Similarly, when Obama visits India next month, we will drool over Michelle buying Kanjeevaram sarees or Obama savouring a paratha at a Delhi dhaba — or some such meaningless events. There is a move to take Michelle to the red-light areas of Mumbai to get a feel of “inclusive” growth. Imagine Gursharan Kaur being paraded in Soho in London as part of her itinerary. Sikhs are pleading with Obama to visit the Golden Temple, even if he merely wears a baseball cap to cover his head.

This is how we barter away our self-respect, even as our civil aviation minister Praful Patel is charged a hefty fee (£480) for using the lounge at Heathrow airport. Our high commissioner in London had to hurriedly pay for it. In India, even head clerks and deputy assistant undersecretaries of the Anglo-Saxon establishments command red-carpet treatment and free VVIP lounges at airports.

When Obama arrives, he is going to come as a wounded tiger from a declining empire. His party of change would, by then, have lost its last dime in the congressional elections to be held on November 2. He could well end up as a one-term president. When American presidents are hurt at home, they try to show off abroad. Nixon made his China trip when his fortunes were going downhill back home. Clinton did mischief in J&K and Bush in Iraq.

Democratic presidents come across as more sanctimonious humbugs and self-righteous compared to Republicans. The latter just bother about business; the former want to be seen as backing causes like human rights — as long as it is done abroad.

What should our agenda be with Obama? First, we should ask him to remove every Indian entity which is on the banned export list of the US. Second, if he even mentions Kashmir, we should request him to carry on to Indonesia — his next stop. We should recognise Bangladesh as the successor country to a united Pakistan because of its size and the number of members it had in parliament before the break-up. If at all anyone has a say in Kashmir, Bangladesh as the successor entity has a more legitimate case, Obama should be told.

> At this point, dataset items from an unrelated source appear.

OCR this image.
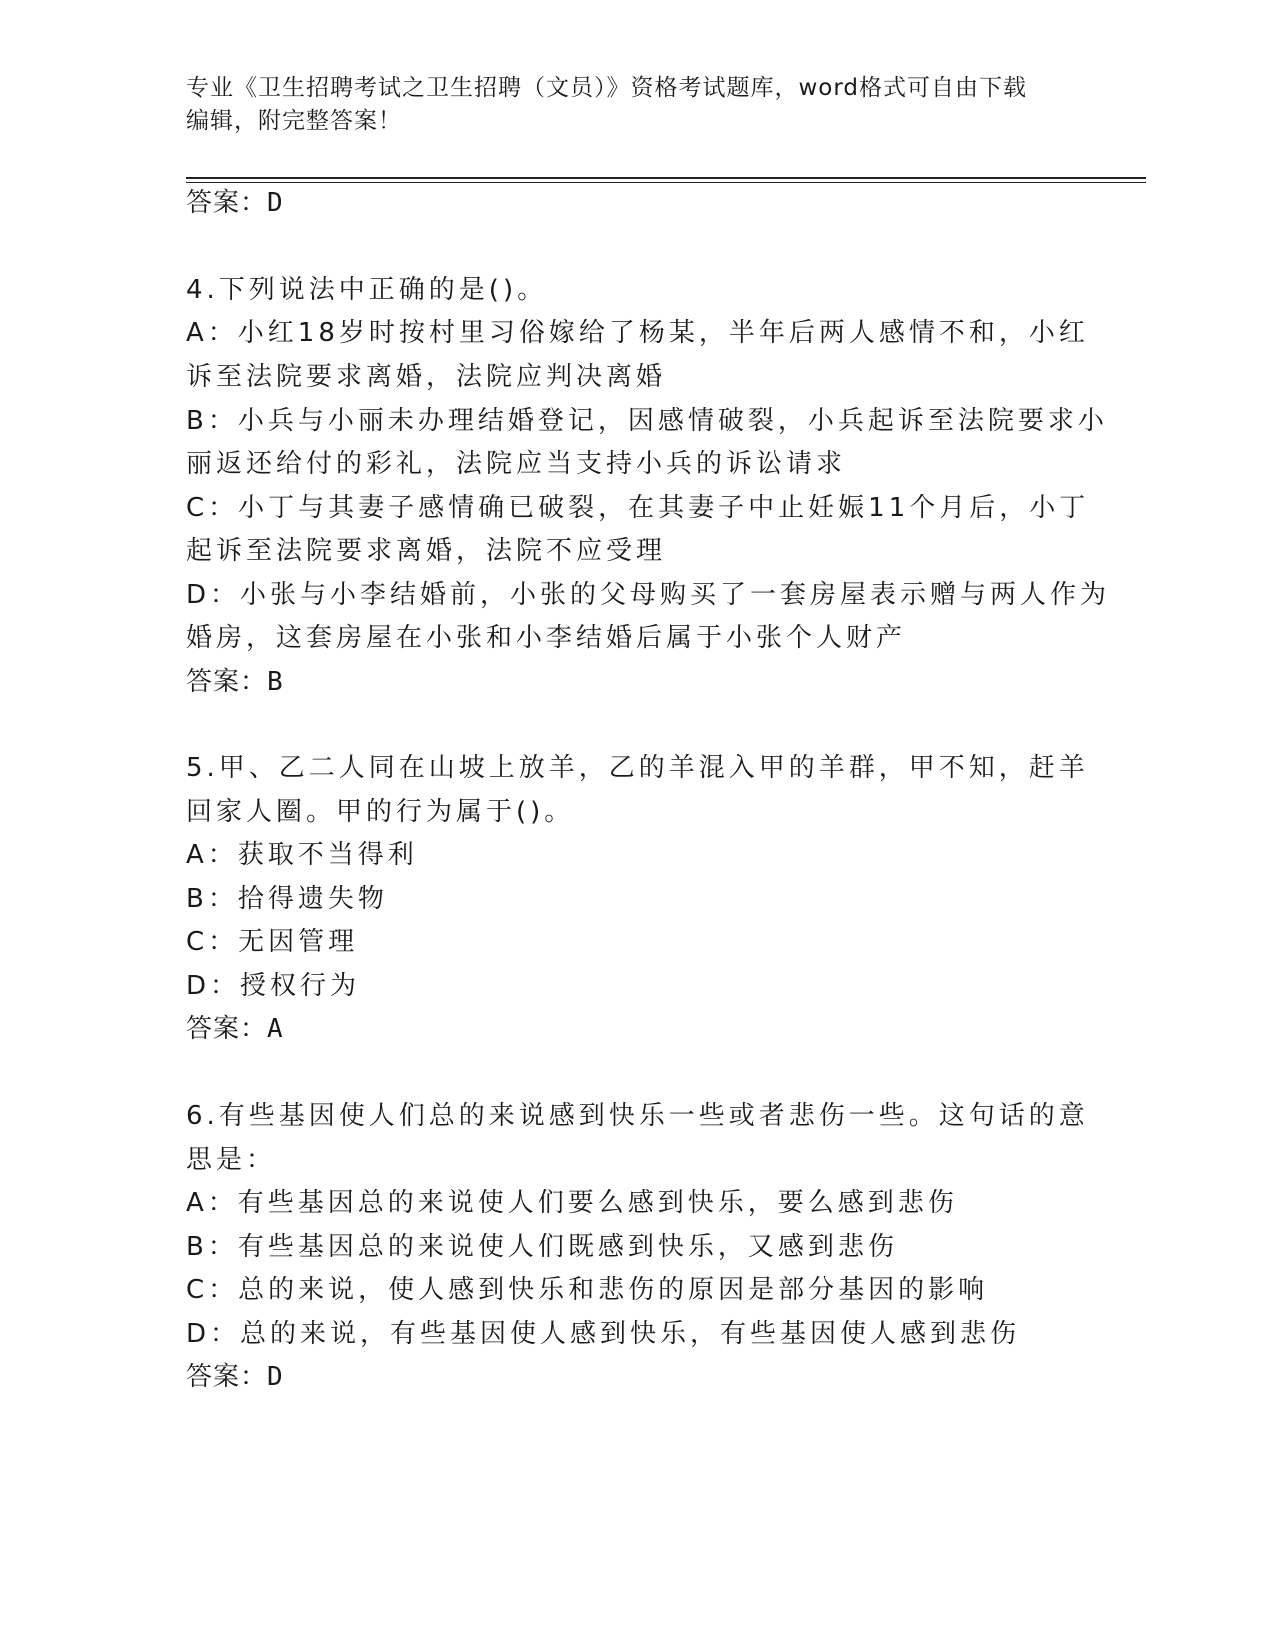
专业《卫生招聘考试之卫生招聘（文员）》资格考试题库，word格式可自由下载
编辑，附完整答案！
答案：D
4.下列说法中正确的是()。
A：小红18岁时按村里习俗嫁给了杨某，半年后两人感情不和，小红
诉至法院要求离婚，法院应判决离婚
B：小兵与小丽未办理结婚登记，因感情破裂，小兵起诉至法院要求小
丽返还给付的彩礼，法院应当支持小兵的诉讼请求
C：小丁与其妻子感情确已破裂，在其妻子中止妊娠11个月后，小丁
起诉至法院要求离婚，法院不应受理
D：小张与小李结婚前，小张的父母购买了一套房屋表示赠与两人作为
婚房，这套房屋在小张和小李结婚后属于小张个人财产
答案：B
5.甲、乙二人同在山坡上放羊，乙的羊混入甲的羊群，甲不知，赶羊
回家人圈。甲的行为属于()。
A：获取不当得利
B：拾得遗失物
C：无因管理
D：授权行为
答案：A
6.有些基因使人们总的来说感到快乐一些或者悲伤一些。这句话的意
思是：
A：有些基因总的来说使人们要么感到快乐，要么感到悲伤
B：有些基因总的来说使人们既感到快乐，又感到悲伤
C：总的来说，使人感到快乐和悲伤的原因是部分基因的影响
D：总的来说，有些基因使人感到快乐，有些基因使人感到悲伤
答案：D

Third, we should insist on the need to split Pakistan into many more countries in the interests of world peace. Pakistan’s army is the world’s terror central and a constant threat to world peace. The David Headley saga reveals that US intelligence and enforcement agencies such as the FBI, CIA and DEA have been infiltrated and compromised by the Pakistani ISI and its creations like the LeT.

The billions given to appease Pakistan will not help world peace and will only increase global terror. Hillary Clinton says her heart is in Pakistan and one wishes her a hale and healthy heart. We should remember that her husband, through Robin Raphael, was instrumental in creating the Hurriyat in the Kashmir Valley.

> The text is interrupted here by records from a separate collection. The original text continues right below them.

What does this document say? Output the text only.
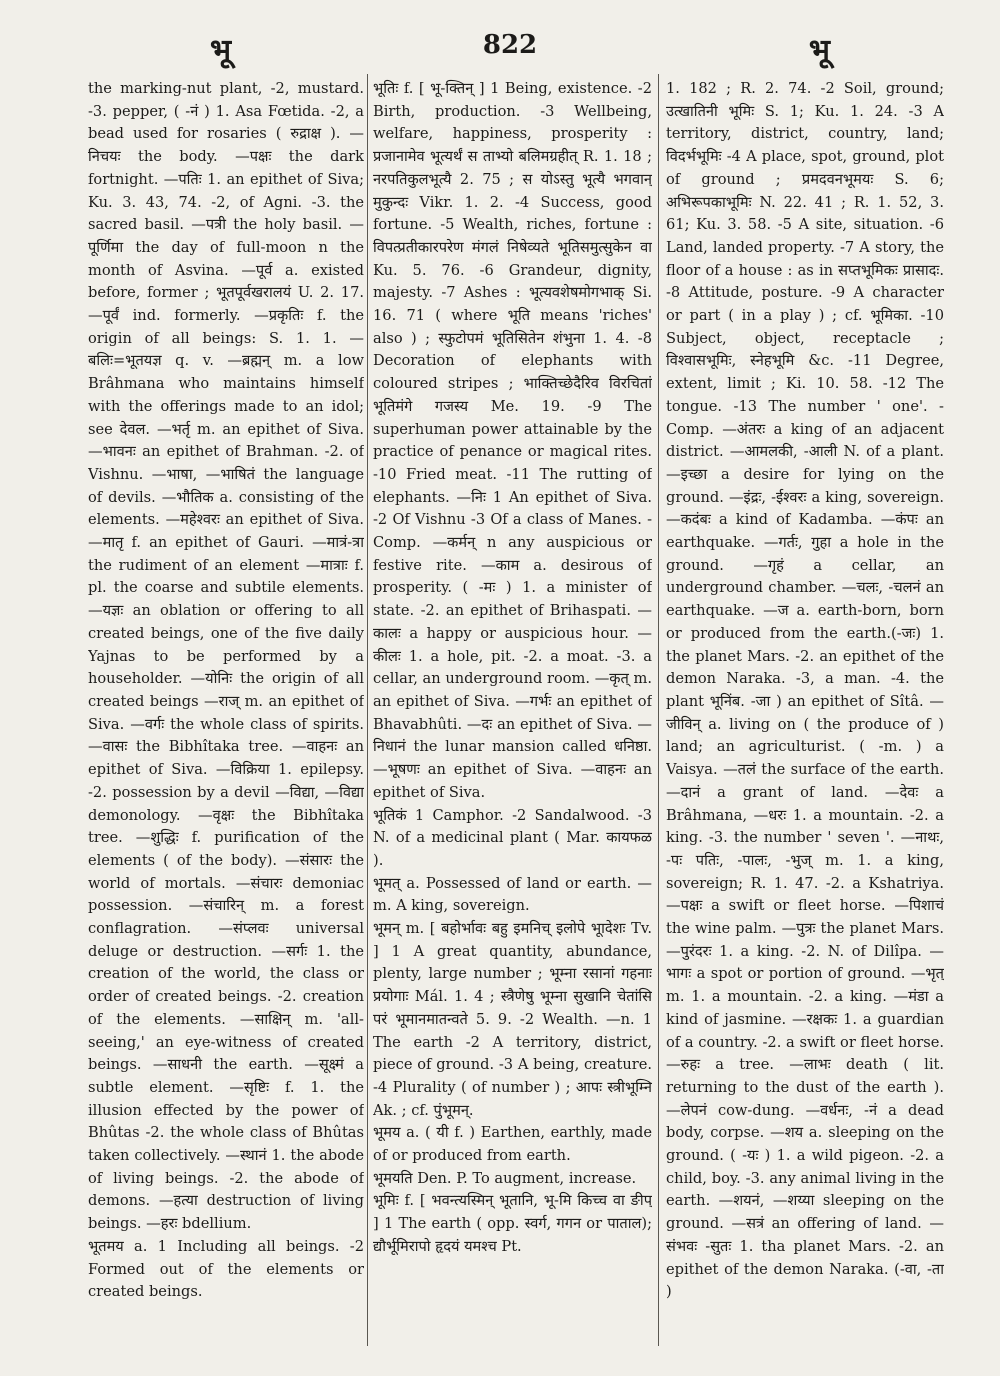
भू	822	भू

the marking-nut plant, -2, mustard. -3. pepper, ( -नं ) 1. Asa Fœtida. -2, a bead used for rosaries ( रुद्राक्ष ). —निचयः the body. —पक्षः the dark fortnight. —पतिः 1. an epithet of Siva; Ku. 3. 43, 74. -2, of Agni. -3. the sacred basil. —पत्री the holy basil. —पूर्णिमा the day of full-moon n the month of Asvina. —पूर्व a. existed before, former ; भूतपूर्वखरालयं U. 2. 17. —पूर्वं ind. formerly. —प्रकृतिः f. the origin of all beings: S. 1. 1. —बलिः=भूतयज्ञ q. v. —ब्रह्मन् m. a low Brâhmana who maintains himself with the offerings made to an idol; see देवल. —भर्तृ m. an epithet of Siva. —भावनः an epithet of Brahman. -2. of Vishnu. —भाषा, —भाषितं the language of devils. —भौतिक a. consisting of the elements. —महेश्वरः an epithet of Siva. —मातृ f. an epithet of Gauri. —मात्रं-त्रा the rudiment of an element —मात्राः f. pl. the coarse and subtile elements. —यज्ञः an oblation or offering to all created beings, one of the five daily Yajnas to be performed by a householder. —योनिः the origin of all created beings —राज् m. an epithet of Siva. —वर्गः the whole class of spirits. —वासः the Bibhîtaka tree. —वाहनः an epithet of Siva. —विक्रिया 1. epilepsy. -2. possession by a devil —विद्या, —विद्या demonology. —वृक्षः the Bibhîtaka tree. —शुद्धिः f. purification of the elements ( of the body). —संसारः the world of mortals. —संचारः demoniac possession. —संचारिन् m. a forest conflagration. —संप्लवः universal deluge or destruction. —सर्गः 1. the creation of the world, the class or order of created beings. -2. creation of the elements. —साक्षिन् m. 'all-seeing,' an eye-witness of created beings. —साधनी the earth. —सूक्ष्मं a subtle element. —सृष्टिः f. 1. the illusion effected by the power of Bhûtas -2. the whole class of Bhûtas taken collectively. —स्थानं 1. the abode of living beings. -2. the abode of demons. —हत्या destruction of living beings. —हरः bdellium.

भूतमय a. 1 Including all beings. -2 Formed out of the elements or created beings.

भूतिः f. [ भू-क्तिन् ] 1 Being, existence. -2 Birth, production. -3 Wellbeing, welfare, happiness, prosperity : प्रजानामेव भूत्यर्थं स ताभ्यो बलिमग्रहीत् R. 1. 18 ; नरपतिकुलभूत्यै 2. 75 ; स योऽस्तु भूत्यै भगवान् मुकुन्दः Vikr. 1. 2. -4 Success, good fortune. -5 Wealth, riches, fortune : विपत्प्रतीकारपरेण मंगलं निषेव्यते भूतिसमुत्सुकेन वा Ku. 5. 76. -6 Grandeur, dignity, majesty. -7 Ashes : भूत्यवशेषमोगभाक् Si. 16. 71 ( where भूति means 'riches' also ) ; स्फुटोपमं भूतिसितेन शंभुना 1. 4. -8 Decoration of elephants with coloured stripes ; भाक्तिच्छेदैरिव विरचितां भूतिमंगे गजस्य Me. 19. -9 The superhuman power attainable by the practice of penance or magical rites. -10 Fried meat. -11 The rutting of elephants. —निः 1 An epithet of Siva. -2 Of Vishnu -3 Of a class of Manes. -Comp. —कर्मन् n any auspicious or festive rite. —काम a. desirous of prosperity. ( -मः ) 1. a minister of state. -2. an epithet of Brihaspati. —कालः a happy or auspicious hour. —कीलः 1. a hole, pit. -2. a moat. -3. a cellar, an underground room. —कृत् m. an epithet of Siva. —गर्भः an epithet of Bhavabhûti. —दः an epithet of Siva. —निधानं the lunar mansion called धनिष्ठा. —भूषणः an epithet of Siva. —वाहनः an epithet of Siva.

भूतिकं 1 Camphor. -2 Sandalwood. -3 N. of a medicinal plant ( Mar. कायफळ ).

भूमत् a. Possessed of land or earth. —m. A king, sovereign.

भूमन् m. [ बहोर्भावः बहु इमनिच् इलोपे भूादेशः Tv. ] 1 A great quantity, abundance, plenty, large number ; भूम्ना रसानां गहनाः प्रयोगाः Mál. 1. 4 ; स्त्रैणेषु भूम्ना सुखानि चेतांसि परं भूमानमातन्वते 5. 9. -2 Wealth. —n. 1 The earth -2 A territory, district, piece of ground. -3 A being, creature. -4 Plurality ( of number ) ; आपः स्त्रीभूम्नि Ak. ; cf. पुंभूमन्.

भूमय a. ( यी f. ) Earthen, earthly, made of or produced from earth.

भूमयति Den. P. To augment, increase.

भूमिः f. [ भवन्त्यस्मिन् भूतानि, भू-मि किच्च वा ङीप् ] 1 The earth ( opp. स्वर्ग, गगन or पाताल); द्यौर्भूमिरापो हृदयं यमश्च Pt.

1. 182 ; R. 2. 74. -2 Soil, ground; उत्खातिनी भूमिः S. 1; Ku. 1. 24. -3 A territory, district, country, land; विदर्भभूमिः -4 A place, spot, ground, plot of ground ; प्रमदवनभूमयः S. 6; अभिरूपकाभूमिः N. 22. 41 ; R. 1. 52, 3. 61; Ku. 3. 58. -5 A site, situation. -6 Land, landed property. -7 A story, the floor of a house : as in सप्तभूमिकः प्रासादः. -8 Attitude, posture. -9 A character or part ( in a play ) ; cf. भूमिका. -10 Subject, object, receptacle ; विश्वासभूमिः, स्नेहभूमि &c. -11 Degree, extent, limit ; Ki. 10. 58. -12 The tongue. -13 The number ' one'. -Comp. —अंतरः a king of an adjacent district. —आमलकी, -आली N. of a plant. —इच्छा a desire for lying on the ground. —इंद्रः, -ईश्वरः a king, sovereign. —कदंबः a kind of Kadamba. —कंपः an earthquake. —गर्तः, गुहा a hole in the ground. —गृहं a cellar, an underground chamber. —चलः, -चलनं an earthquake. —ज a. earth-born, born or produced from the earth.(-जः) 1. the planet Mars. -2. an epithet of the demon Naraka. -3, a man. -4. the plant भूनिंब. -जा ) an epithet of Sîtâ. —जीविन् a. living on ( the produce of ) land; an agriculturist. ( -m. ) a Vaisya. —तलं the surface of the earth. —दानं a grant of land. —देवः a Brâhmana, —धरः 1. a mountain. -2. a king. -3. the number ' seven '. —नाथः, -पः पतिः, -पालः, -भुज् m. 1. a king, sovereign; R. 1. 47. -2. a Kshatriya. —पक्षः a swift or fleet horse. —पिशाचं the wine palm. —पुत्रः the planet Mars. —पुरंदरः 1. a king. -2. N. of Dilîpa. —भागः a spot or portion of ground. —भृत् m. 1. a mountain. -2. a king. —मंडा a kind of jasmine. —रक्षकः 1. a guardian of a country. -2. a swift or fleet horse. —रुहः a tree. —लाभः death ( lit. returning to the dust of the earth ). —लेपनं cow-dung. —वर्धनः, -नं a dead body, corpse. —शय a. sleeping on the ground. ( -यः ) 1. a wild pigeon. -2. a child, boy. -3. any animal living in the earth. —शयनं, —शय्या sleeping on the ground. —सत्रं an offering of land. —संभवः -सुतः 1. tha planet Mars. -2. an epithet of the demon Naraka. (-वा, -ता )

The fourth point is that India should not bother with the talk-shop called the UN Security Council. It has lost its purpose and role. It helps some Indian government bureaucrats to have untaxed pensions. The only important member is China and we can deal with it directly. Becoming a permanent member of the UN Security Council is not exactly a big payoff for us.

Many UN agencies are a joke. What is one to make of the fact that Saudi Arabia and Libya are on the human rights panels, and Pakistan is heading the International Atomic Energy Agency (no doubt, by rotation), after proliferating nuclear weapons and sponsoring terror.

The fifth point we need to tell Obama is that India will not look at China through the US’s lenses. We will deal with China on our terms. We have no need to play sidekick to the US when it deals with China. A British political leader during World War II is reported to have said that Britain would fight the Germans to the last Indian. We do not want to be in the same situation with regard to US-China conflicts.

The sixth point is that any enlarged scope for US companies to do business in India should be linked to India getting unrestricted access to the US markets for onshore and offshore software services, including visas for our professionals. Every additional Coke bottle consumed in India or insurance policy sold should be dependent on how the US puts Pakistan on leash. We need to unashamedly and unequivocally link commerce with US pressure on Pakistan on terrorism.

Declining empires do listen to rising powers if they want market access. We need to ask Obama to address our real concerns instead of getting carried away with all the soft praise he may shower on us. We have to grow up.